I am consumed by it all. Still dwelling on how truth relates to authenticity and more, the relationship between authenticity and shame. Is authenticity dependant on truth? And more again, are we ever being truthful if that truth is coloured by shame? I don’t know. I’m not yet in a place to be able to unpick it. I am at once so much older and suddenly terribly young. The doctor says no to medication, because this isn’t depression: indeed, she says, it is possible that what I have long described as a black dog, has never been depression but has always been the relentless, reoccurrence of significant trauma and grim circumstance and only its unpicking, or the bringing of myself to a place of either acceptance or reason with professional help, will soothe me.
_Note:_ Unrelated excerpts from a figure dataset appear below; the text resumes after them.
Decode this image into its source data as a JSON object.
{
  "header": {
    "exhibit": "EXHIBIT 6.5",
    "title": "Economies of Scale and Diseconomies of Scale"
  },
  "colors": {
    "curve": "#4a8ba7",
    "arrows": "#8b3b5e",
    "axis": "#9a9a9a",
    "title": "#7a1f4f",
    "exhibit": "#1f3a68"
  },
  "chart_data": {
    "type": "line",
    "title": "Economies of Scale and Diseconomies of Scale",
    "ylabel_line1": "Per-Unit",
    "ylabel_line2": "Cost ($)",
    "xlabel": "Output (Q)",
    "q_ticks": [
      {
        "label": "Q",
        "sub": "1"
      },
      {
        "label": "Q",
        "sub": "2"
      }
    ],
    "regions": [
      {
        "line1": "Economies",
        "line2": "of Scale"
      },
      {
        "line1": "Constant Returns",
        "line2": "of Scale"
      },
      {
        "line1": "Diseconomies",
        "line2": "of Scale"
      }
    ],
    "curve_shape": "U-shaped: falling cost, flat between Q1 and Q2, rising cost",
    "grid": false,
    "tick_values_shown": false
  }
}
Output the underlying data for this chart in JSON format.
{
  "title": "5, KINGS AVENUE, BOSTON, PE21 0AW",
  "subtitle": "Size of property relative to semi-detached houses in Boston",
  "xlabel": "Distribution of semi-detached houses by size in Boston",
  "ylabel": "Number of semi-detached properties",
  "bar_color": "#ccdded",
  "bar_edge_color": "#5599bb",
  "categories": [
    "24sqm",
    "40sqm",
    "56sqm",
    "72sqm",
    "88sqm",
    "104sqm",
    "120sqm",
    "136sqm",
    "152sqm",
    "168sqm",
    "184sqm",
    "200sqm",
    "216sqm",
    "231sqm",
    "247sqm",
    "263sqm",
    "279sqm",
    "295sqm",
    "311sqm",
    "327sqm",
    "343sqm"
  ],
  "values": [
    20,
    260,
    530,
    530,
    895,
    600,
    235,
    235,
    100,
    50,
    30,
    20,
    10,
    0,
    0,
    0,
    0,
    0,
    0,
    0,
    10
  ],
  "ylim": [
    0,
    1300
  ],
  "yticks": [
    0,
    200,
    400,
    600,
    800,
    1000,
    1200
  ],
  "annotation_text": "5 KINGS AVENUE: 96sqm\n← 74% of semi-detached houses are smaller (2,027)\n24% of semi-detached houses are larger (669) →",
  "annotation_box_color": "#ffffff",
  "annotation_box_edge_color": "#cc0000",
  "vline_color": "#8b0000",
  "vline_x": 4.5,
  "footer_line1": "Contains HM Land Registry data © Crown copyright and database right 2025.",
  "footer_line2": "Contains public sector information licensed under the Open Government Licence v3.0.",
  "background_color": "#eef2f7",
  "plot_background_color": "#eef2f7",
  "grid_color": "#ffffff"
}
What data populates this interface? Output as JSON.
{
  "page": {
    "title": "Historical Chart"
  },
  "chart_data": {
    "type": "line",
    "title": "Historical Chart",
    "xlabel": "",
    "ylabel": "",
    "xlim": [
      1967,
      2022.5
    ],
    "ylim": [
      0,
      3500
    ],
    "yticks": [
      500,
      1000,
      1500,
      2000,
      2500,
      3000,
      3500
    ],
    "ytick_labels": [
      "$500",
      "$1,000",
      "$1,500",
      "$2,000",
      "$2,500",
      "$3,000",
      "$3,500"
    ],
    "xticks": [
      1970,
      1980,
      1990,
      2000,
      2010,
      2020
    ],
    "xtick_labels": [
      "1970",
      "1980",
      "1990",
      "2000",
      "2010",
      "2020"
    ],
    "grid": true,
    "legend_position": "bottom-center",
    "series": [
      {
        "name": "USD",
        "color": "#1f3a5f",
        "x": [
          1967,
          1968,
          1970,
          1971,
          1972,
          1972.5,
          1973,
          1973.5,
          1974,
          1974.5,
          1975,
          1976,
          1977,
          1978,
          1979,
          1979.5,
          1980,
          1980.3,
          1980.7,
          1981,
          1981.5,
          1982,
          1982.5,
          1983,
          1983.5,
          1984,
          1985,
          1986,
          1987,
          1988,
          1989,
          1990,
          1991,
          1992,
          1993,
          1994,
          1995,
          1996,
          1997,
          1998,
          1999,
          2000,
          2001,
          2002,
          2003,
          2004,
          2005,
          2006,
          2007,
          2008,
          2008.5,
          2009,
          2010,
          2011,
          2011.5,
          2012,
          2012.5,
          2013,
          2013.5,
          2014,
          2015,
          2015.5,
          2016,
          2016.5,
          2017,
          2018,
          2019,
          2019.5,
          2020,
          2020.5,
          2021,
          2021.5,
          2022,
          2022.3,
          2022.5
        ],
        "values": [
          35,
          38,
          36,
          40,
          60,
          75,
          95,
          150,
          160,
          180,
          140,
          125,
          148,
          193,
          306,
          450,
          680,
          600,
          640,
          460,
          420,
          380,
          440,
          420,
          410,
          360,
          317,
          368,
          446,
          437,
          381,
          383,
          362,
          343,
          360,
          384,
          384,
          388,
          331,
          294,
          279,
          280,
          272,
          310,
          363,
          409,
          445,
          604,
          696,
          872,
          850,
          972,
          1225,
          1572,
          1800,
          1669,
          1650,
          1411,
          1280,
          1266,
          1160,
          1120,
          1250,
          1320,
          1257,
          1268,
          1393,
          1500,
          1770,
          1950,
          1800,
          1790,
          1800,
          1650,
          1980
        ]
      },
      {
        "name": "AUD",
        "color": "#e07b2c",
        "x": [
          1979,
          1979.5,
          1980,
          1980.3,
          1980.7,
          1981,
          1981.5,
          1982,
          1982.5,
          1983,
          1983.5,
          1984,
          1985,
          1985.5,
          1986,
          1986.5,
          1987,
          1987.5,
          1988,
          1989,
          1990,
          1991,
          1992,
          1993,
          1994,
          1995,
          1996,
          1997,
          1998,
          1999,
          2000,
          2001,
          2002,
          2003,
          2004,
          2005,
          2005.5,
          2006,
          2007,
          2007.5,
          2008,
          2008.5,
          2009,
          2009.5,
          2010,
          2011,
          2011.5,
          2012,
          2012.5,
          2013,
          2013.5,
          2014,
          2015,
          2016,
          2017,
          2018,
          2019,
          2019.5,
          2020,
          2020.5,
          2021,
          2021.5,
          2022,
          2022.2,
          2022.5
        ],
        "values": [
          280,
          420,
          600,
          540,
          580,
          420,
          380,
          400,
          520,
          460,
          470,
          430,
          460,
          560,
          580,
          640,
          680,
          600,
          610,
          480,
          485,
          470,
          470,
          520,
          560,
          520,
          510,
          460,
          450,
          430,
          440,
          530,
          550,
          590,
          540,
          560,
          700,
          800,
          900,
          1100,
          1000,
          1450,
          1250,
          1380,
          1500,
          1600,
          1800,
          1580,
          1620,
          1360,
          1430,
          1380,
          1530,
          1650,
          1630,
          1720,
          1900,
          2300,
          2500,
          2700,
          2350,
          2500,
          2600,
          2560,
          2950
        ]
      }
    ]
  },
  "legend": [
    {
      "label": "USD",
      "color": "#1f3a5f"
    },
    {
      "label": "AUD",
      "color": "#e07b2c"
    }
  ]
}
So today. The relief of saying something out loud to those who can finally help after too many years of holding it all in. Too many years pretending I’m alright. The quiet contentment to be found in shaping my online world. Hibiscus tea and a jammy dodger. Friends who continue to send beautiful, caring texts and messages to hold me up. Today. Right now, in this moment. Not tomorrow. Not yesterday. Today. Ste up a ladder in the laundry room, glossing the paintwork and wailing along to The Cure. A new lampshade to cover the very dodgy electrics. My hands in meat, fashioning meatballs from mince and egg-whites and herbs – for although everything feels wobbly, the predictable alchemy of cooking remains reassuring, so I stand at the hob stirring sauces and soups, coming to terms with myself and what the future has to look like now.

For everything is changing. The pandemic is changing shape again. Within a few short months Ste will no longer be in work, and Mark too will give up his job to go back to university and will have no choice but to withdraw the generous maintenance he has always paid for Finn. I am tired and I am scared. Such enormous domestic change will mean change here at Brocante too, the trimming of costs and a narrower field of focus necessary at a point in my life when resilience might just be my superpower but will not necessarily be my saving grace.

Now. A trip into the village to collect salad ingredients from the farm and pick up Alana so she and Finn can throw themselves a little party in celebration of knowing each other for two years. Ste and I constant witnesses to the certainty of young love as day by day we continue to forensically examine its middle aged equivalent. A house that will ring with laughter again for there is still so much laughter here regardless of my sadness. Bird seed to pick up. Daffodils to dead-head. Peculiar, large, animal-shaped footprints in the soil to fathom. A windswept greenhouse still to dismantle. A wardrobe to prepare for life beyond the house again now that the restrictions are lifting and invitations to sit wrapped in scarves in other people’s gardens are coming thick and fast.

So much to do. Purpose and mindful planning so that time to think, to miss what was or to dwell on what might still come is kept to a minimum. My truth then? I may be both exhausted and anxious but there is still so much to treasureI will never stop believing that.